On Thursday, Deputy Pentagon Press Secretary Sabrina Singh threw cold water on Berlin’s proposal, suggesting the different logistical needs of the Abrams and Leopards make the former unsuitable for transfer to Ukraine.
“It’s more of a sustainment issue,” Singh told reporters. “This is a tank that requires jet fuel, whereas the Leopard and the [British-made] Challenger; it’s a different engine. They require diesel. It’s a little bit easier to maintain.”
“They can maneuver across large portions of territory before they need to refuel.
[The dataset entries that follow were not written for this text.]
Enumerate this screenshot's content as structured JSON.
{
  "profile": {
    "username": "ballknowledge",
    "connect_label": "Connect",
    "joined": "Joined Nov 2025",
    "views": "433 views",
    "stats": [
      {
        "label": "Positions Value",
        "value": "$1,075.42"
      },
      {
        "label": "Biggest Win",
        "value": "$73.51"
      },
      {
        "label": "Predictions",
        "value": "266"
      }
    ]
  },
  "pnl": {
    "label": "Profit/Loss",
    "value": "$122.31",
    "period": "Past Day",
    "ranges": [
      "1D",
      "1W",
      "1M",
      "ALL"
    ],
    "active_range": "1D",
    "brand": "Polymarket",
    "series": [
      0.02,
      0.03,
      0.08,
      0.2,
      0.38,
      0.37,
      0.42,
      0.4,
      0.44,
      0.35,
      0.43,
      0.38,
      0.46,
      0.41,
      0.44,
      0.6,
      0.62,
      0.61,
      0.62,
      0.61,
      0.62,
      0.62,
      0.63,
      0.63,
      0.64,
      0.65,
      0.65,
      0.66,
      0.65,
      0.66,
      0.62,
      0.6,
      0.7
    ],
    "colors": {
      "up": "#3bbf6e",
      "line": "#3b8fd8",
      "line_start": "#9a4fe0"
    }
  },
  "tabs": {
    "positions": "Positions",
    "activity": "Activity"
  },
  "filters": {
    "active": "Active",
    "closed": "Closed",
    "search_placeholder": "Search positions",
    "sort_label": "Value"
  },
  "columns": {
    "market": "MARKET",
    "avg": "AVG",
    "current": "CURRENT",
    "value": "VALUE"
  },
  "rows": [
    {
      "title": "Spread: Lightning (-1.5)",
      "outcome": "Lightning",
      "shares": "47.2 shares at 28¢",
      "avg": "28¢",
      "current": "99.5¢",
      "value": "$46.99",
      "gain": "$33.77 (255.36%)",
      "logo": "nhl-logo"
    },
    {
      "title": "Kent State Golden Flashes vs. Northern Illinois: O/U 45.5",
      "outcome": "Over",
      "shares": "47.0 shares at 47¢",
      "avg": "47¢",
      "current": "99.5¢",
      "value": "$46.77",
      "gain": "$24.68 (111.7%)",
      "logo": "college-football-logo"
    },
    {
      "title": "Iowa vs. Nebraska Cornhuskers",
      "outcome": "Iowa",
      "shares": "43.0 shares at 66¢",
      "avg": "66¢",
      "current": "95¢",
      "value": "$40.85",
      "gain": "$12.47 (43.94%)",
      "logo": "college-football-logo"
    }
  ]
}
The maintenance and the high cost that it would take to maintain an Abrams is just—just doesn’t make sense to provide that to the Ukrainians at this moment.”
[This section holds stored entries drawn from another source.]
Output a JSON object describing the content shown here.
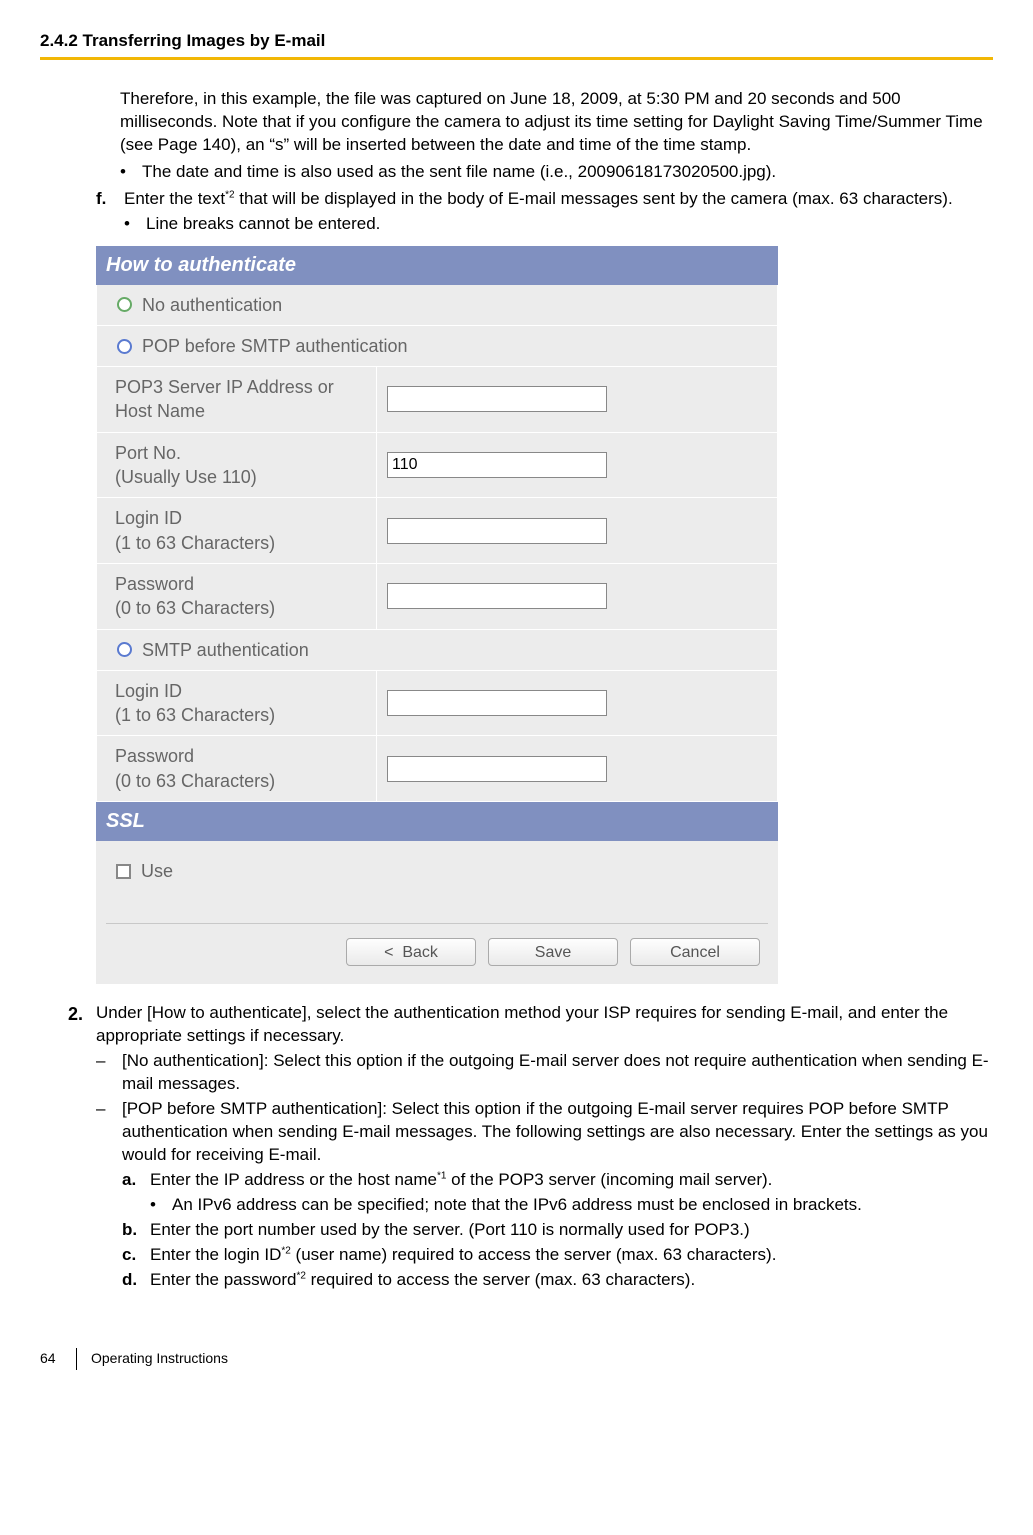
{
  "header": {
    "section_number": "2.4.2 Transferring Images by E-mail"
  },
  "paragraphs": {
    "intro": "Therefore, in this example, the file was captured on June 18, 2009, at 5:30 PM and 20 seconds and 500 milliseconds. Note that if you configure the camera to adjust its time setting for Daylight Saving Time/Summer Time (see Page 140), an “s” will be inserted between the date and time of the time stamp.",
    "intro_bullet": "The date and time is also used as the sent file name (i.e., 20090618173020500.jpg).",
    "step_f_prefix": "Enter the text",
    "step_f_sup": "*2",
    "step_f_suffix": " that will be displayed in the body of E-mail messages sent by the camera (max. 63 characters).",
    "step_f_bullet": "Line breaks cannot be entered.",
    "step2": "Under [How to authenticate], select the authentication method your ISP requires for sending E-mail, and enter the appropriate settings if necessary.",
    "step2_dash1": "[No authentication]: Select this option if the outgoing E-mail server does not require authentication when sending E-mail messages.",
    "step2_dash2": "[POP before SMTP authentication]: Select this option if the outgoing E-mail server requires POP before SMTP authentication when sending E-mail messages. The following settings are also necessary. Enter the settings as you would for receiving E-mail.",
    "sub_a_prefix": "Enter the IP address or the host name",
    "sub_a_sup": "*1",
    "sub_a_suffix": " of the POP3 server (incoming mail server).",
    "sub_a_bullet": "An IPv6 address can be specified; note that the IPv6 address must be enclosed in brackets.",
    "sub_b": "Enter the port number used by the server. (Port 110 is normally used for POP3.)",
    "sub_c_prefix": "Enter the login ID",
    "sub_c_sup": "*2",
    "sub_c_suffix": " (user name) required to access the server (max. 63 characters).",
    "sub_d_prefix": "Enter the password",
    "sub_d_sup": "*2",
    "sub_d_suffix": " required to access the server (max. 63 characters)."
  },
  "markers": {
    "f": "f.",
    "two": "2.",
    "a": "a.",
    "b": "b.",
    "c": "c.",
    "d": "d.",
    "bullet": "•",
    "dash": "–"
  },
  "ui": {
    "auth_header": "How to authenticate",
    "ssl_header": "SSL",
    "no_auth": "No authentication",
    "pop_before_smtp": "POP before SMTP authentication",
    "smtp_auth": "SMTP authentication",
    "pop3_server": "POP3 Server IP Address or Host Name",
    "port_no": "Port No.\n(Usually Use 110)",
    "login_id": "Login ID\n(1 to 63 Characters)",
    "password": "Password\n(0 to 63 Characters)",
    "port_value": "110",
    "use": "Use",
    "back": "<  Back",
    "save": "Save",
    "cancel": "Cancel"
  },
  "footer": {
    "page": "64",
    "title": "Operating Instructions"
  }
}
Kyiv is desperate for heavy tanks to support its planned counter-offensive operations, which it hopes will eject occupying Russian forces from all land occupied since the full-scale invasion began on February 24, and set the stage for the liberation of Crimea and the parts of the Donbas region occupied since 2014.
Ukrainian armed forces Commander-in-Chief Valerii Zaluzhnyi told The Economist in January that Kyiv needs some 300 tanks to successfully press counter-offensives, along with between 600 and 700 armored infantry fighting vehicles and 500 howitzers.
Scholz appears to be swimming against the current. The U.K. announced this week it would send 14 Challenger 2 MBTs to Ukraine, and reports indicate that France is considering providing an unknown number of Leclerc MBTs as a means to push Berlin into action.
Poland and Finland are among the countries forming a multinational coalition of Leopard 2 operators to send MBTs to Ukraine. Combined, NATO nations have more than 2,000 Leopard tanks in their armories.
Polish Prime Minister Mateusz Morawiecki said this week he hopes NATO allies will collectively send around 100 tanks to Ukraine. Finnish Foreign Minister Pekka Haavisto said Helsinki is ready to send MBTs pending German approval.
Morawiecki suggested Warsaw might not even wait for German permission. “Consent is a secondary issue here,” he said. “We will either get this agreement quickly, or we will do the right thing ourselves.”
Lithuanian Defense Minister Arvydas Anusauskas told Reuters Thursday: “Some of the countries will definitely send Leopard tanks to Ukraine, that is for sure.”
Singh told reporters Thursday that Germany is not Ukraine’s only hope. “Germany is just one of many countries that has the capability to provide the Leopard tanks,” she said. “There are other nations out there that have also been discussed providing other tanks.”
“As you know, we’ve provided the Bradleys. We’re seeing other nations step up and continue to provide equipment and material to Ukraine that they can.”
“Ultimately, this is Germany’s decision. It’s their sovereign decision on what security assistance they will provide, so we won’t be able to speak to them. But I think that we are certainly doing what we can to support Ukraine in what they need.”
The U.S. on Thursday announced a new $2.5 billion aid package for Ukraine, which will not include MBTs. The next installment of weapons will include 90 armored Stryker combat vehicles, 59 more Bradley infantry fighting vehicles, and a broad selection of other vehicles and munitions.